Wednesday, April 8, 2009

Heading to training

We're half way to Colorado.. We did 700 miles in an SUV yesterday with 8 people in it ! There were many times when David and I just smiled and KNEW that people were praying for us . Although we did have the maybe "typical " she did ...he's got my .... I'm dying....  kinda stuff...really, for the most part it was very peaceful.PLEASE continue to pray for us . We have about 4, 000 miles left to drive before we are home again in May. I will keep you posted with photos and thoughts as we go.

* VERY EXCITING NEWS* We are at 90% of our monthly support. PLEASE ALSO pray that our last 10 % will come in this month ( April) . IF it does , we will be able to pretty much know that we'll be in Guatemala in June !!!!!! 

Welp, we're heading back on the road again.... I'll try to post photos for all of you who are curious as to what it looks like from the road (and interior) for a family of 8 to take a 4 week car trip across 4,000 miles in an SUV! 

We love you all and thank you for praying ! 

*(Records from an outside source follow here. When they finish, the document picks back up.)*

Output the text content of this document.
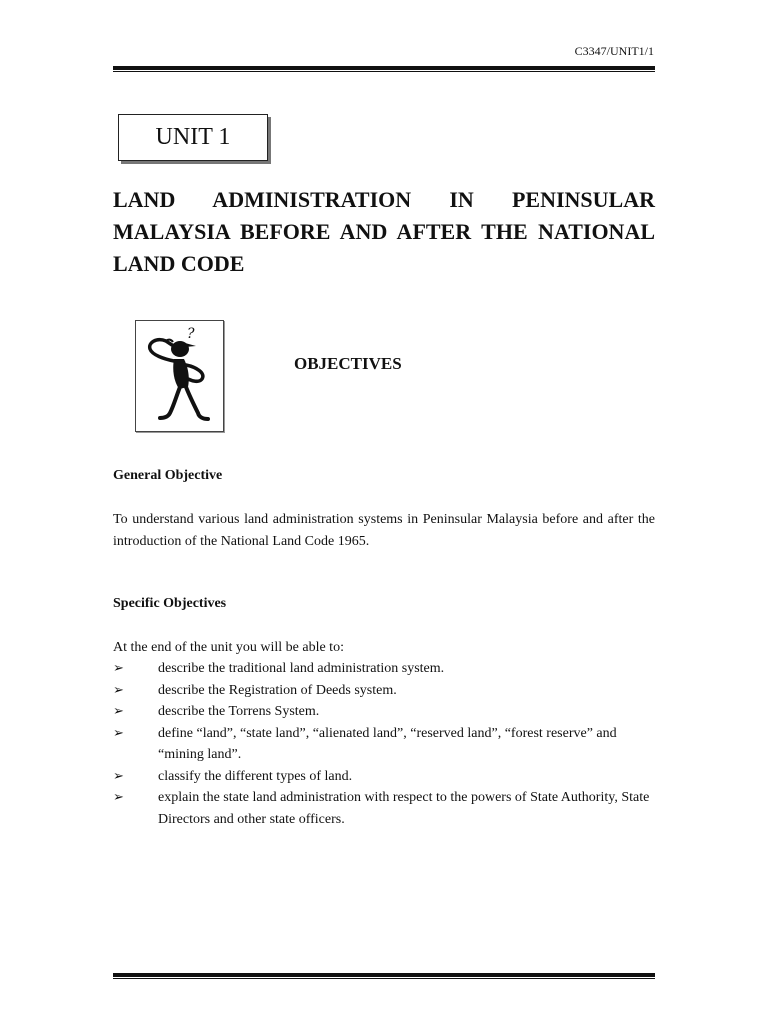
C3347/UNIT1/1
UNIT 1
LAND ADMINISTRATION IN PENINSULAR
MALAYSIA BEFORE AND AFTER THE NATIONAL
LAND CODE
?
OBJECTIVES
General Objective
To understand various land administration systems in Peninsular Malaysia before and after the introduction of the National Land Code 1965.
Specific Objectives
At the end of the unit you will be able to:
➢ describe the traditional land administration system.
➢ describe the Registration of Deeds system.
➢ describe the Torrens System.
➢ define “land”, “state land”, “alienated land”, “reserved land”, “forest reserve” and “mining land”.
➢ classify the different types of land.
➢ explain the state land administration with respect to the powers of State Authority, State Directors and other state officers.
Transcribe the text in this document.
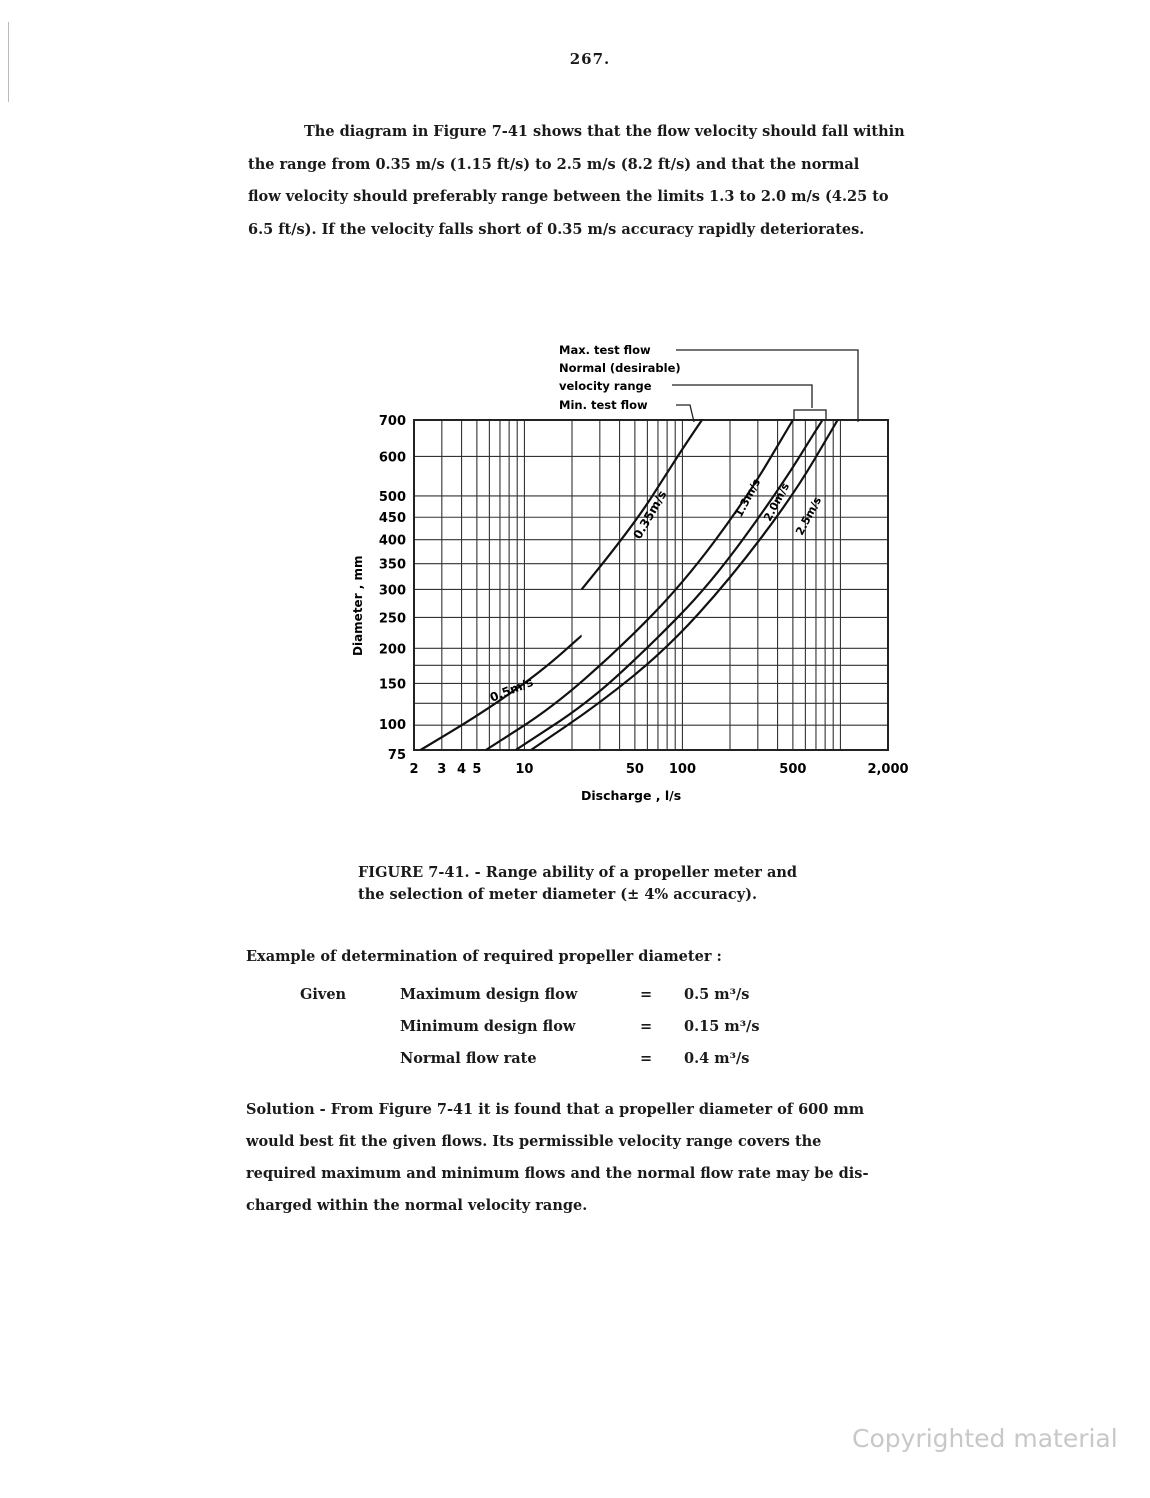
267.
The diagram in Figure 7-41 shows that the flow velocity should fall within
the range from 0.35 m/s (1.15 ft/s) to 2.5 m/s (8.2 ft/s) and that the normal
flow velocity should preferably range between the limits 1.3 to 2.0 m/s (4.25 to
6.5 ft/s). If the velocity falls short of 0.35 m/s accuracy rapidly deteriorates.
700
600
500
450
400
350
300
250
200
150
100
75
2 3 4 5	10	50 100	500	2,000
Max. test flow
Normal (desirable)
velocity range
Min. test flow
0.35m/s
0.5m/s
1.3m/s
2.0m/s 2.5m/s
Diameter , mm
Discharge , l/s
FIGURE 7-41. - Range ability of a propeller meter and
the selection of meter diameter (± 4% accuracy).
Example of determination of required propeller diameter :
Given	Maximum design flow	= 0.5 m³/s
Minimum design flow	= 0.15 m³/s
Normal flow rate	= 0.4 m³/s
Solution - From Figure 7-41 it is found that a propeller diameter of 600 mm
would best fit the given flows. Its permissible velocity range covers the
required maximum and minimum flows and the normal flow rate may be dis-
charged within the normal velocity range.
Copyrighted material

Living like the Road Runner (if you're old enough to remember the road runner - smile), 
Mel

Thursday, April 2, 2009

A Calming in the Storm

Just a quick little word from the beach. We had terrible weather today and were under a tornado warning most of the day. I called to the front desk to ask the sweet lady what the protical was for a tornado and she assured me that we were safe "UP " (literally) in our room. She said that our windows (large windows) would withstand winds up to 160 miles an hour. I called home and asked my sweet husband if that sounded smart to him. He gave me the sign off to stay in our room and so we did. Both of us ( Gracie and I ) were still nervous. The waves were really large and the sky was VERY black. There was thunder and lightning ..... so we prayed. During our prayer I was reminded that the Lord knew that we were here...not just at the beach but he knows the very room that we are in, he has allowed the storm to rage, he knows that we girls have come to his feet to ask for mercy and peace during this scary time and do you know what he allowed us to do while it blew over? ....sleep ...yep. A 4 hour nap (smile) ..... A great lesson in letting go happened today. Now if I can just go home and apply that to packing. Living life under the shadow of God provides not only assurance of my eternal home but peace in the craziness of life here.......waves, heavy wind, black skies, lightning.....there is always rest in Jesus.